Good analogy there snadge with the car lanes
Latency is how long it takes a single packet of data to reach from point A to point B. Latency should remain the same regardless of your adsl speed. eg someone on a 512kbps connection could very well have exactly the same latency as someone on a 24Mbps connection.
adsl works by opening up lots of different channels (lanes) and allowing more data packets to traverse at the same time which is what increases the bandwidth speed. Think of a hosepipe.. it takes the same time for a drop of water (data packet) to reach the tap to the end of the hose, but if you have a wider pipe then more water (datapackets) can pass through the hose at the same time.
>> all that swapping affect latency,
No, bit swapping makes sure that the maximum databits can pass through on each channel (lane) and if one channel cant handle x no of bits it swaps them to another channel if that has any spare. kinda like lane hopping.. except that your router is constantly monitoring the bit allocation and is in advance thinking which traffic (bits) to send down which lanes (channels). It would be more like a policeman directing traffic to the best route.
Interleaving and error correction can affect latency though.
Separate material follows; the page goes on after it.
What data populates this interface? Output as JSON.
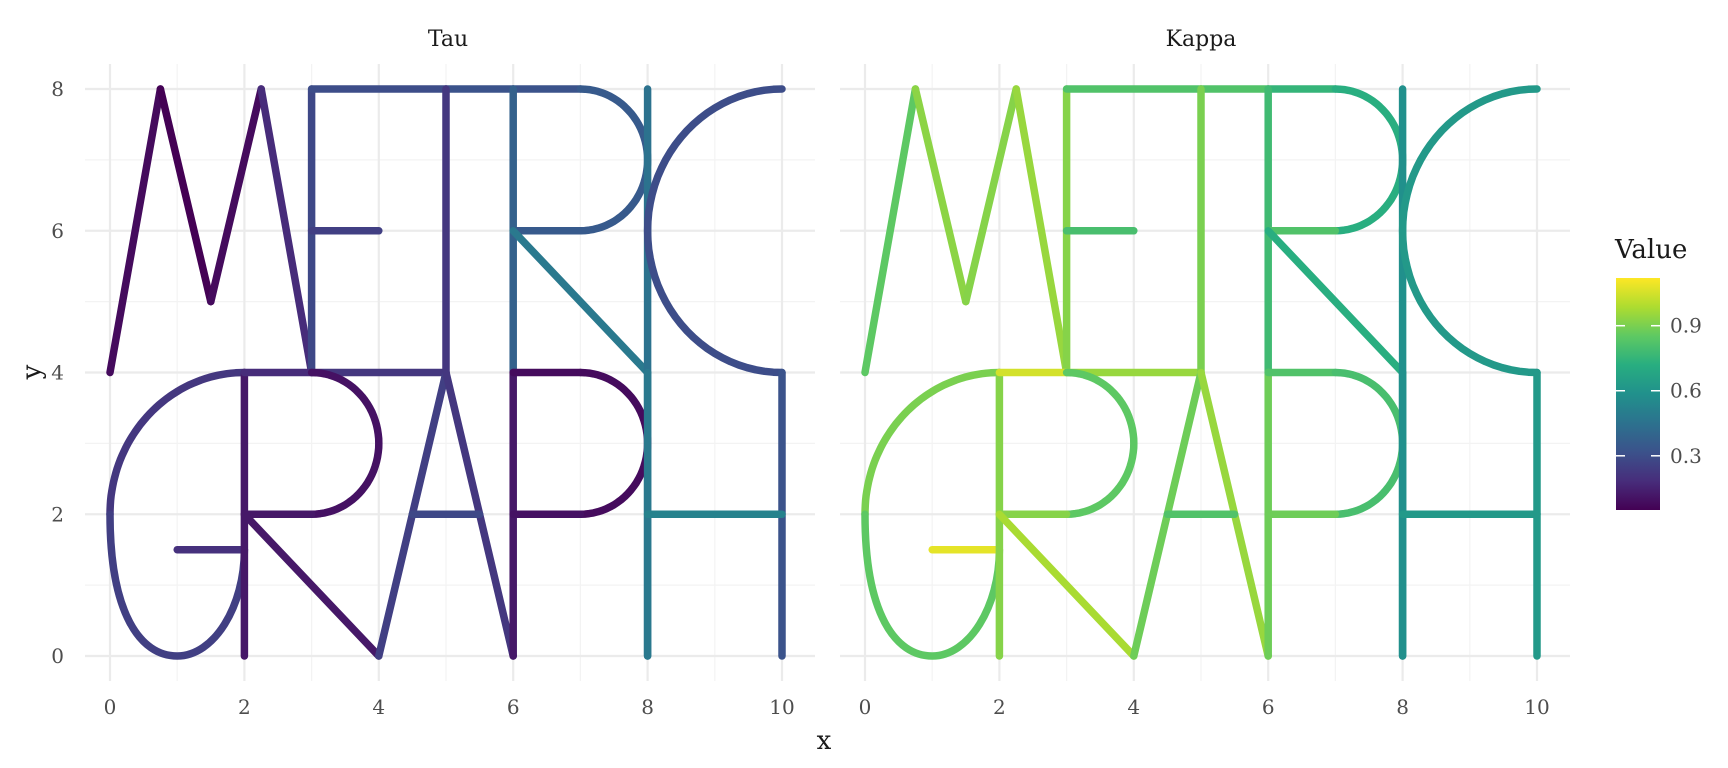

This is because of 1) the slight extra time whilst data is interleaved by the router and reassembled at the other end 2) Error correction carries redundant data - therefore less useful data per transmit (speed).. and of course the time taken by the routers at both ends to code/decode the data.
>> unless you had a very long line with a really slow & noisey connection and the bits constantly being swapped consisted of a large percentage of all available bits/tones, and the router cpu was slow at swapping them?? .... maybe someone can clarify that
Correct, bit swapping only works to a certain extent.. if the line becomes too noisy, then theres not enough 'spare' for bits to be swapped to... and data may have to be retransmitted... and yes lots of bitswapping can cause a router cpu to work hard.